Recreating Fingerprint Images by Convolutional Neural Network Autoencoder Architecture
Author(s) -
Sergio Saponara,
Abdussalam Elhanashi,
Qinghe Zheng
Publication year - 2021
Publication title -
ieee access
Language(s) - English
Resource type - Journals
SCImago Journal Rank - 0.587
H-Index - 127
ISSN - 2169-3536
DOI - 10.1109/access.2021.3124746
Subject(s) - aerospace , bioengineering , communication, networking and broadcast technologies , components, circuits, devices and systems , computing and processing , engineered materials, dielectrics and plasmas , engineering profession , fields, waves and electromagnetics , general topics for engineers , geoscience , nuclear engineering , photonics and electrooptics , power, energy and industry applications , robotics and control systems , signal processing and analysis , transportation
Fingerprint recognition systems have been applied widely to adopt accurate and reliable biometric identification between individuals. Deep learning, especially Convolutional Neural Network (CNN) has made a tremendous success in the field of computer vision for pattern recognition. Several approaches have been applied to reconstruct fingerprint images. However, these algorithms encountered problems with various overlapping patterns and poor quality on the images.
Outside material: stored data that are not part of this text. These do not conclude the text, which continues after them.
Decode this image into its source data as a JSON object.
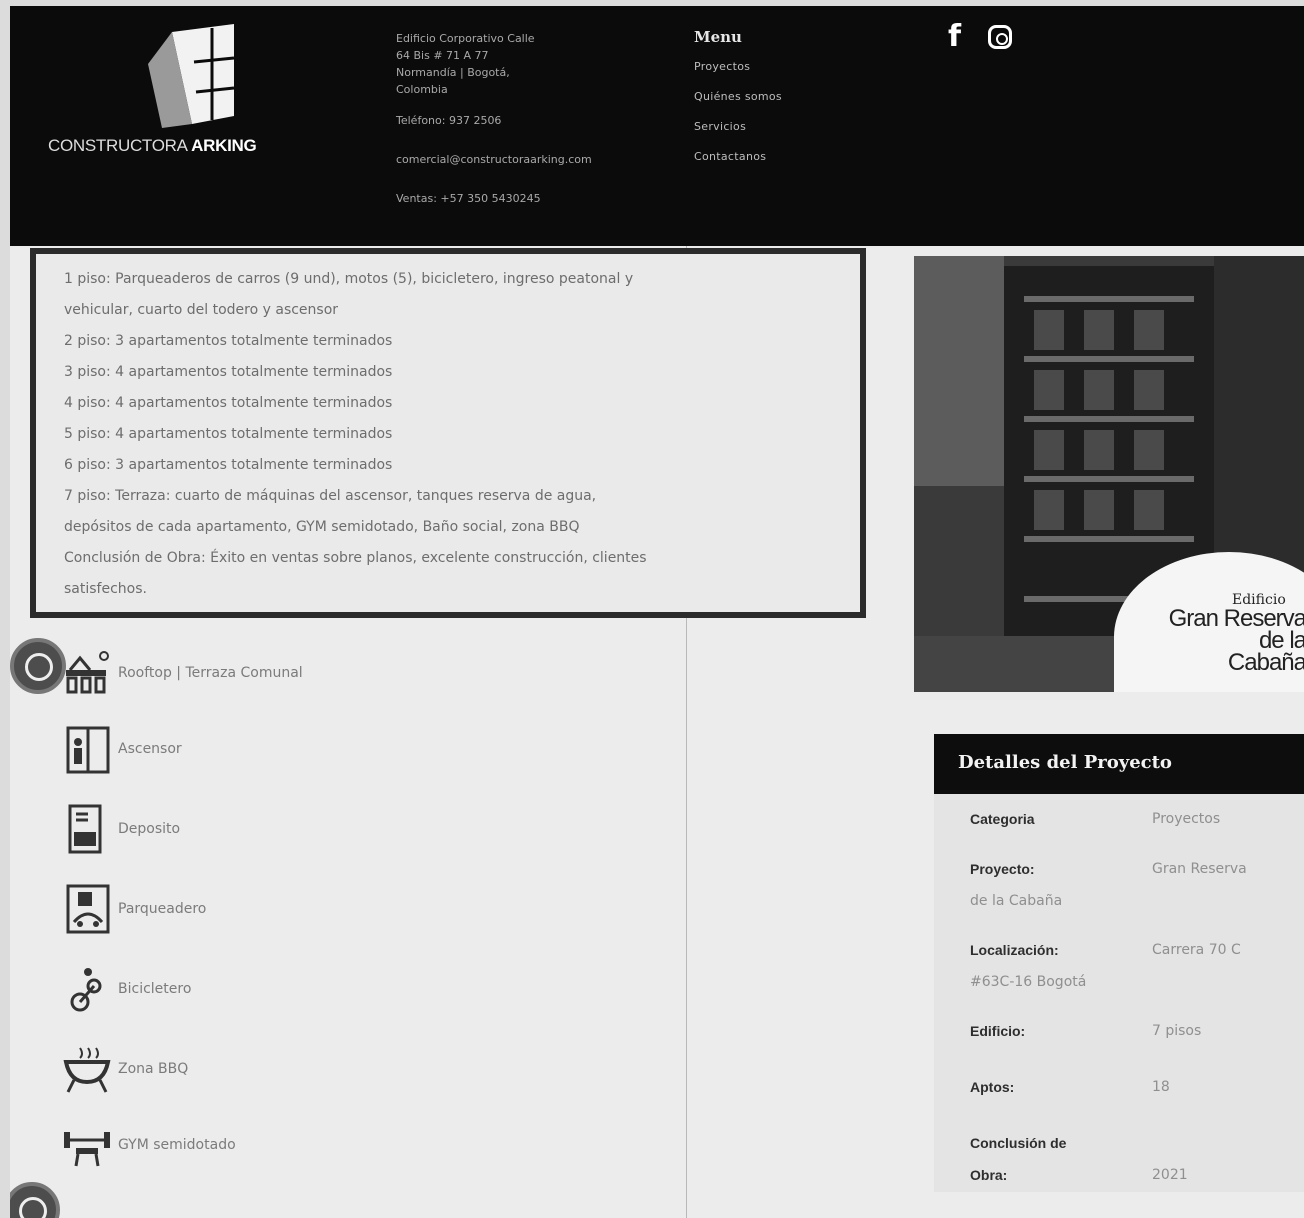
{
  "header": {
    "logo": {
      "brand_light": "CONSTRUCTORA",
      "brand_bold": "ARKING"
    },
    "contact": {
      "address_lines": [
        "Edificio Corporativo Calle",
        "64 Bis # 71 A 77",
        "Normandía | Bogotá,",
        "Colombia"
      ],
      "phone": "Teléfono: 937 2506",
      "email": "comercial@constructoraarking.com",
      "sales": "Ventas: +57 350 5430245"
    },
    "menu": {
      "title": "Menu",
      "items": [
        "Proyectos",
        "Quiénes somos",
        "Servicios",
        "Contactanos"
      ]
    },
    "social": [
      "facebook-icon",
      "instagram-icon"
    ]
  },
  "description": [
    "1 piso: Parqueaderos de carros (9 und), motos (5), bicicletero, ingreso peatonal y",
    "vehicular, cuarto del todero y ascensor",
    "2 piso: 3 apartamentos totalmente terminados",
    "3 piso: 4 apartamentos totalmente terminados",
    "4 piso: 4 apartamentos totalmente terminados",
    "5 piso: 4 apartamentos totalmente terminados",
    "6 piso: 3 apartamentos totalmente terminados",
    "7 piso: Terraza: cuarto de máquinas del ascensor, tanques reserva de agua,",
    "depósitos de cada apartamento, GYM semidotado, Baño social, zona BBQ",
    "Conclusión de Obra: Éxito en ventas sobre planos, excelente construcción, clientes",
    "satisfechos."
  ],
  "amenities": [
    {
      "label": "Rooftop | Terraza Comunal",
      "icon": "rooftop-icon"
    },
    {
      "label": "Ascensor",
      "icon": "elevator-icon"
    },
    {
      "label": "Deposito",
      "icon": "storage-icon"
    },
    {
      "label": "Parqueadero",
      "icon": "parking-icon"
    },
    {
      "label": "Bicicletero",
      "icon": "bicycle-icon"
    },
    {
      "label": "Zona BBQ",
      "icon": "bbq-icon"
    },
    {
      "label": "GYM semidotado",
      "icon": "gym-icon"
    }
  ],
  "photo_badge": {
    "small": "Edificio",
    "lines": [
      "Gran Reserva",
      "de la",
      "Cabaña"
    ]
  },
  "details": {
    "title": "Detalles del Proyecto",
    "rows": [
      {
        "key": "Categoria",
        "value": "Proyectos"
      },
      {
        "key": "Proyecto:",
        "value": "Gran Reserva",
        "cont": "de la Cabaña"
      },
      {
        "key": "Localización:",
        "value": "Carrera 70 C",
        "cont": "#63C-16 Bogotá"
      },
      {
        "key": "Edificio:",
        "value": "7 pisos"
      },
      {
        "key": "Aptos:",
        "value": "18"
      },
      {
        "key": "Conclusión de",
        "value": "",
        "cont_key": "Obra:",
        "cont_value": "2021"
      }
    ]
  },
  "colors": {
    "header_bg": "#0b0b0b",
    "panel_head_bg": "#0d0d0d",
    "page_bg": "#ececec"
  }
}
In this work, a convolutional neural network autoencoder has been used to reconstruct fingerprint images. An autoencoder is a technique, which is able to replicate data in the images. The advantage of convolutional neural networks makes it suitable for feature extraction. Four datasets of fingerprint images have been used to prove the robustness of the proposed architecture. The dataset of fingerprint images has been collected from various real resources. These datasets include a fingerprint verification competition (FVC2004) database, which has been distorted. The proposed approach has been assessed by calculating the cumulative match characteristics (CMC) between the reconstructed and the original features. We obtained promising results of identification rate from four datasets of fingerprints images (Dataset I, Dataset II, Dataset III, Dataset IV) with 98.1%, 97%, 95.9%, and 95.02% respectively by CNN autoencoder. The proposed architecture was tested and compared to the other state-of-the-art methods. The achieved experimental results show that the proposed solution is suitable for recreating a complex context of fingerprinting images.